Over the next 18 months, Invest Health teams will take part in a vibrant learning community, have access to highly skilled faculty advisors and coaches who will guide their efforts toward improved health, and receive a $60,000 grant. Dundalk also will engage a broader group of local stakeholders to encourage local knowledge sharing. Learning from the program will be synthesized and disseminated through a project website.
“Public officials, community developers, and many others have been working in low-income neighborhoods for years, but they haven’t always worked together,” said Donald Schwarz, M.D., MPH, MBA, Robert Wood Johnson Foundation’s Vice President, Program. “Invest Health aims to align their work and help neighborhoods thrive by intentionally incorporating health into community development.”
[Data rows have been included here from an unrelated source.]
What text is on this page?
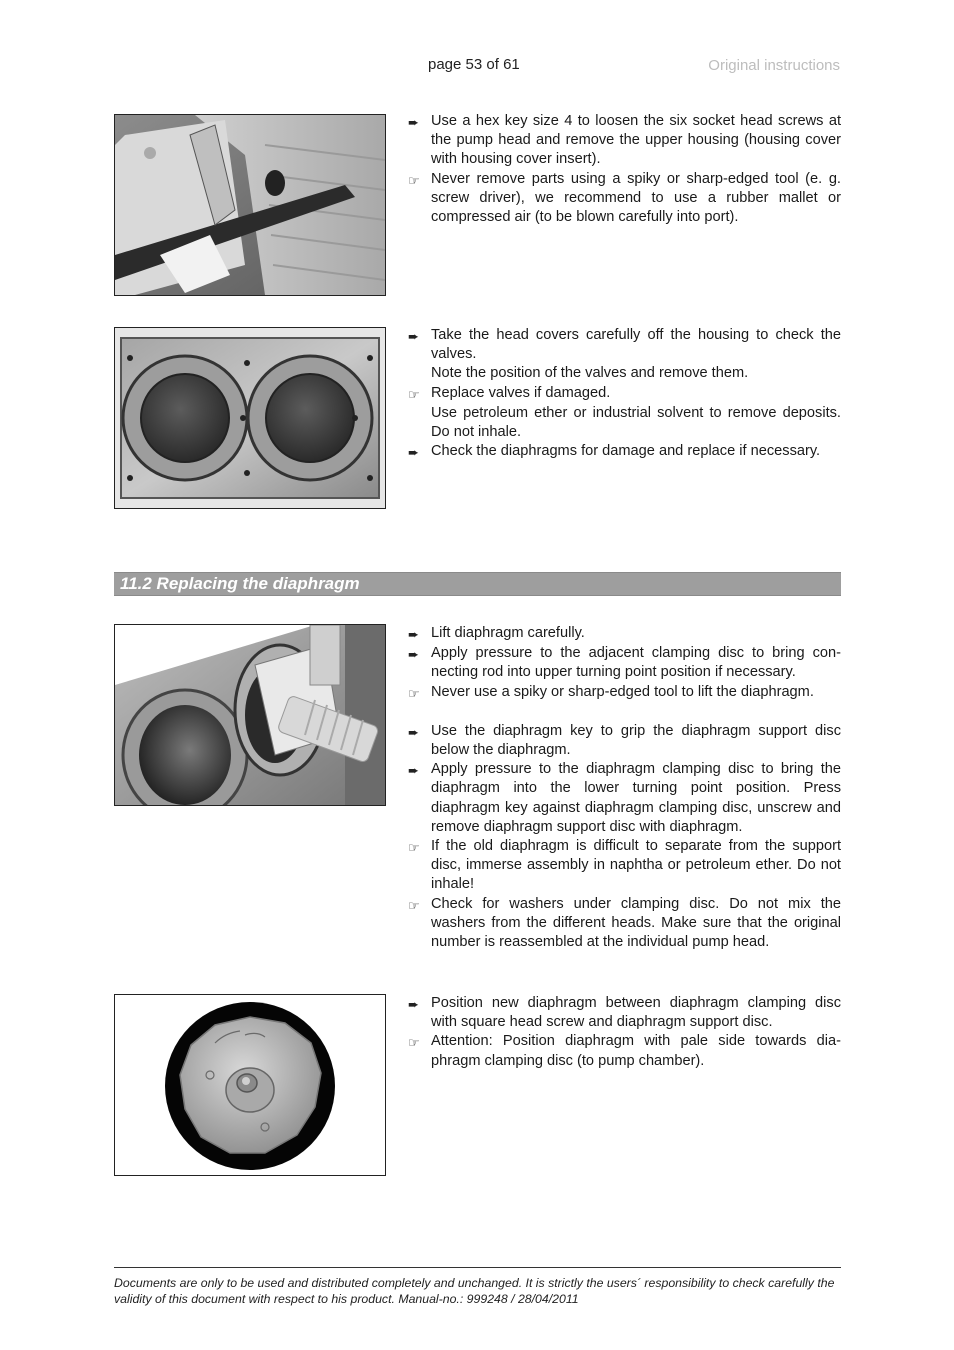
page 53 of 61	Original instructions
➨ Use a hex key size 4 to loosen the six socket head screws at the pump head and remove the upper housing (housing cover with housing cover insert).
☞ Never remove parts using a spiky or sharp-edged tool (e. g. screw driver), we recommend to use a rubber mallet or compressed air (to be blown carefully into port).
➨ Take the head covers carefully off the housing to check the valves.
Note the position of the valves and remove them.
☞ Replace valves if damaged.
Use petroleum ether or industrial solvent to remove deposits. Do not inhale.
➨ Check the diaphragms for damage and replace if necessary.
11.2 Replacing the diaphragm
➨ Lift diaphragm carefully.
➨ Apply pressure to the adjacent clamping disc to bring connecting rod into upper turning point position if necessary.
☞ Never use a spiky or sharp-edged tool to lift the diaphragm.
➨ Use the diaphragm key to grip the diaphragm support disc below the diaphragm.
➨ Apply pressure to the diaphragm clamping disc to bring the diaphragm into the lower turning point position. Press diaphragm key against diaphragm clamping disc, unscrew and remove diaphragm support disc with diaphragm.
☞ If the old diaphragm is difficult to separate from the support disc, immerse assembly in naphtha or petroleum ether. Do not inhale!
☞ Check for washers under clamping disc. Do not mix the washers from the different heads. Make sure that the original number is reassembled at the individual pump head.
➨ Position new diaphragm between diaphragm clamping disc with square head screw and diaphragm support disc.
☞ Attention: Position diaphragm with pale side towards diaphragm clamping disc (to pump chamber).
Documents are only to be used and distributed completely and unchanged. It is strictly the users´ responsibility to check carefully the validity of this document with respect to his product. Manual-no.: 999248 / 28/04/2011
Dundalk’s projects will explore a broad range of ideas from reducing the concentration of poverty and the number of transient residents to increasing access to mental health and substance abuse treatment. Examples could include working to connect residents with critical support services, employment and educational opportunities, instituting a rental housing stabilization program and community beautification endeavors.
Project teams will travel to Philadelphia for a kick-off meeting on June 7 and will meet regularly to share lessons learned throughout the 18-month project. A full list of awardees and more information is available at www.investhealth.org.